The comparison to the Orange Pi 5 Max reveals a significant performance gap (62 vs. 167 seconds), but also highlights different market positions. The 5 Max is a full-featured SBC designed for standalone use, while the CM5-Pro is a compute module designed for embedded integration. They serve different purposes and target different applications.
Against the LattePanda IOTA's x86 architecture, the CM5-Pro trades x86 compatibility for better power efficiency, integrated AI, and lower cost. The choice between them depends entirely on software requirements - x86-specific applications favor the IOTA, while ARM-native embedded applications favor the CM5-Pro.
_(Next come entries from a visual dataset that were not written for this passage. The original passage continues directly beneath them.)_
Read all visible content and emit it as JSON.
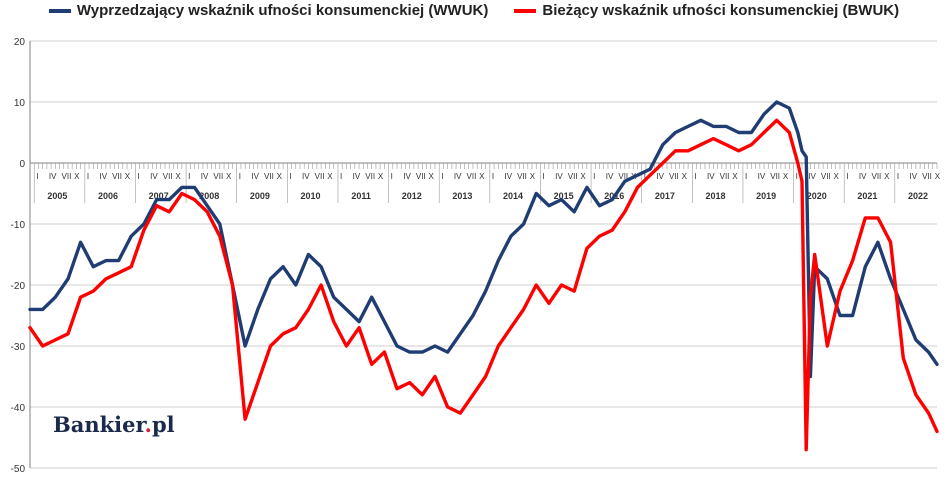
{
  "logo": {
    "text_main": "Bankier",
    "text_dot": ".",
    "text_tld": "pl"
  },
  "chart_data": {
    "type": "line",
    "legend_placement": "top",
    "grid": true,
    "ylim": [
      -50,
      20
    ],
    "yticks": [
      20,
      10,
      0,
      -10,
      -20,
      -30,
      -40,
      -50
    ],
    "x_start": "2004-12",
    "x_end": "2022-11",
    "years": [
      "2005",
      "2006",
      "2007",
      "2008",
      "2009",
      "2010",
      "2011",
      "2012",
      "2013",
      "2014",
      "2015",
      "2016",
      "2017",
      "2018",
      "2019",
      "2020",
      "2021",
      "2022"
    ],
    "quarter_marks": [
      "I",
      "IV",
      "VII",
      "X"
    ],
    "series": [
      {
        "name": "Wyprzedzający wskaźnik ufności konsumenckiej (WWUK)",
        "color": "#1f3d73",
        "x": [
          "2004-12",
          "2005-03",
          "2005-06",
          "2005-09",
          "2005-12",
          "2006-03",
          "2006-06",
          "2006-09",
          "2006-12",
          "2007-03",
          "2007-06",
          "2007-09",
          "2007-12",
          "2008-03",
          "2008-06",
          "2008-09",
          "2008-12",
          "2009-03",
          "2009-06",
          "2009-09",
          "2009-12",
          "2010-03",
          "2010-06",
          "2010-09",
          "2010-12",
          "2011-03",
          "2011-06",
          "2011-09",
          "2011-12",
          "2012-03",
          "2012-06",
          "2012-09",
          "2012-12",
          "2013-03",
          "2013-06",
          "2013-09",
          "2013-12",
          "2014-03",
          "2014-06",
          "2014-09",
          "2014-12",
          "2015-03",
          "2015-06",
          "2015-09",
          "2015-12",
          "2016-03",
          "2016-06",
          "2016-09",
          "2016-12",
          "2017-03",
          "2017-06",
          "2017-09",
          "2017-12",
          "2018-03",
          "2018-06",
          "2018-09",
          "2018-12",
          "2019-03",
          "2019-06",
          "2019-09",
          "2019-12",
          "2020-02",
          "2020-03",
          "2020-04",
          "2020-05",
          "2020-06",
          "2020-09",
          "2020-12",
          "2021-03",
          "2021-06",
          "2021-09",
          "2021-12",
          "2022-03",
          "2022-06",
          "2022-09",
          "2022-11"
        ],
        "values": [
          -24,
          -24,
          -22,
          -19,
          -13,
          -17,
          -16,
          -16,
          -12,
          -10,
          -6,
          -6,
          -4,
          -4,
          -7,
          -10,
          -20,
          -30,
          -24,
          -19,
          -17,
          -20,
          -15,
          -17,
          -22,
          -24,
          -26,
          -22,
          -26,
          -30,
          -31,
          -31,
          -30,
          -31,
          -28,
          -25,
          -21,
          -16,
          -12,
          -10,
          -5,
          -7,
          -6,
          -8,
          -4,
          -7,
          -6,
          -3,
          -2,
          -1,
          3,
          5,
          6,
          7,
          6,
          6,
          5,
          5,
          8,
          10,
          9,
          5,
          2,
          1,
          -35,
          -17,
          -19,
          -25,
          -25,
          -17,
          -13,
          -19,
          -24,
          -29,
          -31,
          -33
        ]
      },
      {
        "name": "Bieżący wskaźnik ufności konsumenckiej (BWUK)",
        "color": "#ff0000",
        "x": [
          "2004-12",
          "2005-03",
          "2005-06",
          "2005-09",
          "2005-12",
          "2006-03",
          "2006-06",
          "2006-09",
          "2006-12",
          "2007-03",
          "2007-06",
          "2007-09",
          "2007-12",
          "2008-03",
          "2008-06",
          "2008-09",
          "2008-12",
          "2009-03",
          "2009-06",
          "2009-09",
          "2009-12",
          "2010-03",
          "2010-06",
          "2010-09",
          "2010-12",
          "2011-03",
          "2011-06",
          "2011-09",
          "2011-12",
          "2012-03",
          "2012-06",
          "2012-09",
          "2012-12",
          "2013-03",
          "2013-06",
          "2013-09",
          "2013-12",
          "2014-03",
          "2014-06",
          "2014-09",
          "2014-12",
          "2015-03",
          "2015-06",
          "2015-09",
          "2015-12",
          "2016-03",
          "2016-06",
          "2016-09",
          "2016-12",
          "2017-03",
          "2017-06",
          "2017-09",
          "2017-12",
          "2018-03",
          "2018-06",
          "2018-09",
          "2018-12",
          "2019-03",
          "2019-06",
          "2019-09",
          "2019-12",
          "2020-02",
          "2020-03",
          "2020-04",
          "2020-05",
          "2020-06",
          "2020-09",
          "2020-12",
          "2021-03",
          "2021-06",
          "2021-09",
          "2021-12",
          "2022-03",
          "2022-06",
          "2022-09",
          "2022-11"
        ],
        "values": [
          -27,
          -30,
          -29,
          -28,
          -22,
          -21,
          -19,
          -18,
          -17,
          -11,
          -7,
          -8,
          -5,
          -6,
          -8,
          -12,
          -20,
          -42,
          -36,
          -30,
          -28,
          -27,
          -24,
          -20,
          -26,
          -30,
          -27,
          -33,
          -31,
          -37,
          -36,
          -38,
          -35,
          -40,
          -41,
          -38,
          -35,
          -30,
          -27,
          -24,
          -20,
          -23,
          -20,
          -21,
          -14,
          -12,
          -11,
          -8,
          -4,
          -2,
          0,
          2,
          2,
          3,
          4,
          3,
          2,
          3,
          5,
          7,
          5,
          0,
          -3,
          -47,
          -22,
          -15,
          -30,
          -21,
          -16,
          -9,
          -9,
          -13,
          -32,
          -38,
          -41,
          -44
        ]
      }
    ]
  }
}
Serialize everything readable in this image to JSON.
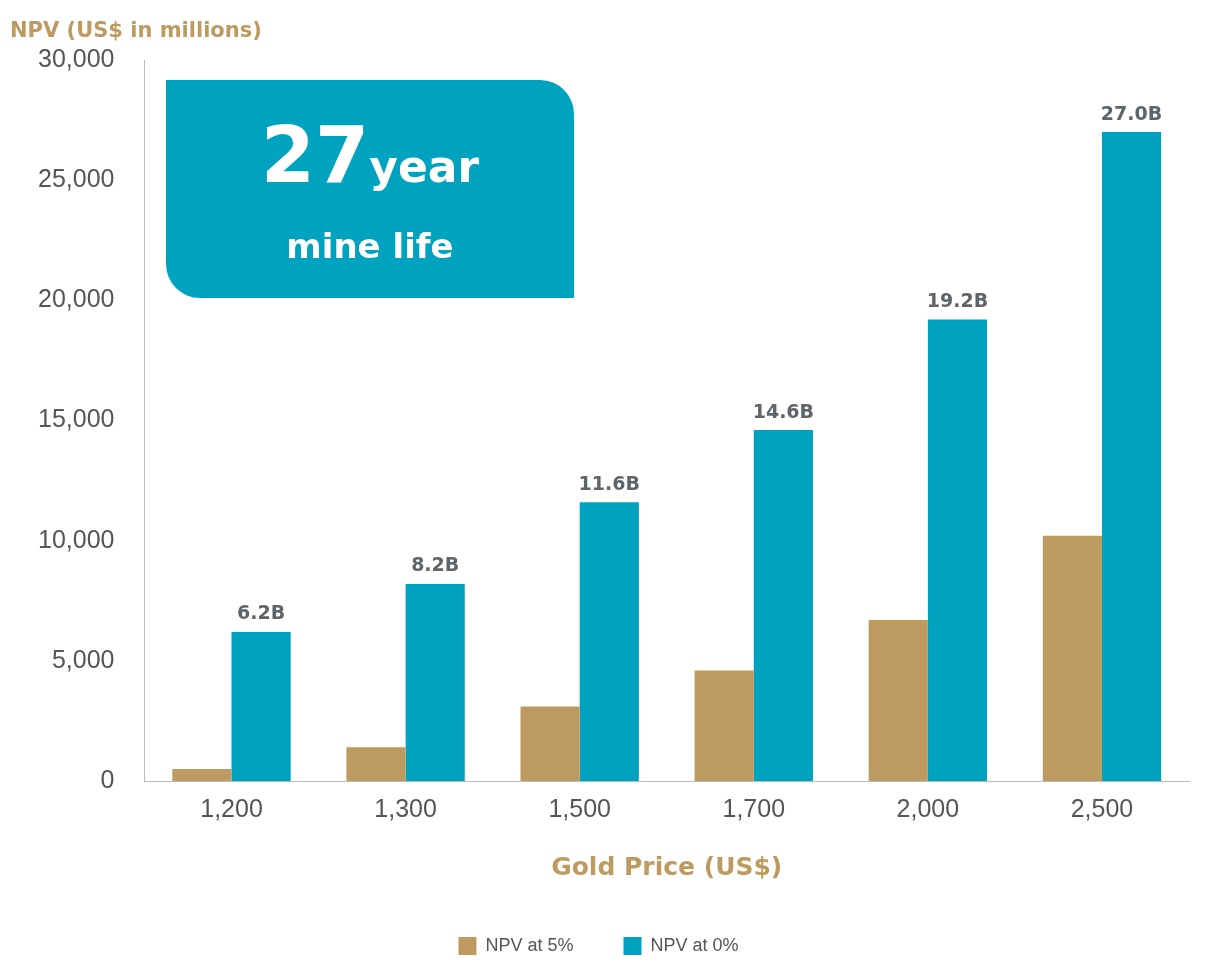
{
  "chart_data": {
    "type": "bar",
    "ylabel": "NPV (US$ in millions)",
    "xlabel": "Gold Price (US$)",
    "categories": [
      "1,200",
      "1,300",
      "1,500",
      "1,700",
      "2,000",
      "2,500"
    ],
    "series": [
      {
        "name": "NPV at 5%",
        "color": "#bd9a5f",
        "values": [
          500,
          1400,
          3100,
          4600,
          6700,
          10200
        ]
      },
      {
        "name": "NPV at 0%",
        "color": "#00a3bf",
        "values": [
          6200,
          8200,
          11600,
          14600,
          19200,
          27000
        ]
      }
    ],
    "ylim": [
      0,
      30000
    ],
    "yticks": [
      0,
      {
        "value": 5000,
        "label": "5,000"
      },
      {
        "value": 10000,
        "label": "10,000"
      },
      {
        "value": 15000,
        "label": "15,000"
      },
      {
        "value": 20000,
        "label": "20,000"
      },
      {
        "value": 25000,
        "label": "25,000"
      },
      {
        "value": 30000,
        "label": "30,000"
      }
    ],
    "grid": false,
    "legend": "bottom",
    "annotations": [
      "27",
      "year",
      "mine life",
      {
        "text": "6.2B",
        "x": "1,200",
        "y": 6200
      },
      {
        "text": "8.2B",
        "x": "1,300",
        "y": 8200
      },
      {
        "text": "11.6B",
        "x": "1,500",
        "y": 11600
      },
      {
        "text": "14.6B",
        "x": "1,700",
        "y": 14600
      },
      {
        "text": "19.2B",
        "x": "2,000",
        "y": 19200
      },
      {
        "text": "27.0B",
        "x": "2,500",
        "y": 27000
      }
    ]
  }
}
The Banana Pi CM5-Pro earns a qualified recommendation: excellent for AI-focused embedded projects, good for high-RAM compute module applications, acceptable for general embedded Linux development, and not recommended if raw CPU performance or ecosystem maturity are priorities. At $103 for the 8GB/64GB configuration, it offers reasonable value for applications that leverage its strengths, though it won't excite buyers seeking the fastest or cheapest option.
If your project needs:
AI acceleration integrated into a compute module
More than 8GB RAM in CM4 form factor
WiFi 6 and current wireless standards
Guaranteed long production life (until 2034)
Then the Banana Pi CM5-Pro is a solid choice that delivers on its promises.
If your project needs:
Maximum CPU performance
The most polished software ecosystem
The easiest development experience
The lowest cost
Then the Raspberry Pi CM5 or Pi 5 remains the better option.
The CM5-Pro occupies a middle ground: not the fastest, not the cheapest, not the easiest, but uniquely capable in specific areas. For the right application, it's exactly what you need. For others, it's a compromise that doesn't quite satisfy. Choose accordingly.
Recommendation: Good choice for AI-focused embedded projects requiring compute module form factor; not recommended if raw CPU performance is the priority.
Review Date: November 3, 2025
Hardware Tested: Banana Pi CM5-Pro (ArmSoM-CM5) with 4GB RAM, 29GB eMMC, 932GB NVMe SSD
OS Tested: Banana Pi Debian (based on Debian GNU/Linux), kernel 6.1.75
Conclusion: Solid middle-ground option with integrated AI acceleration; best for specific niches rather than general-purpose use.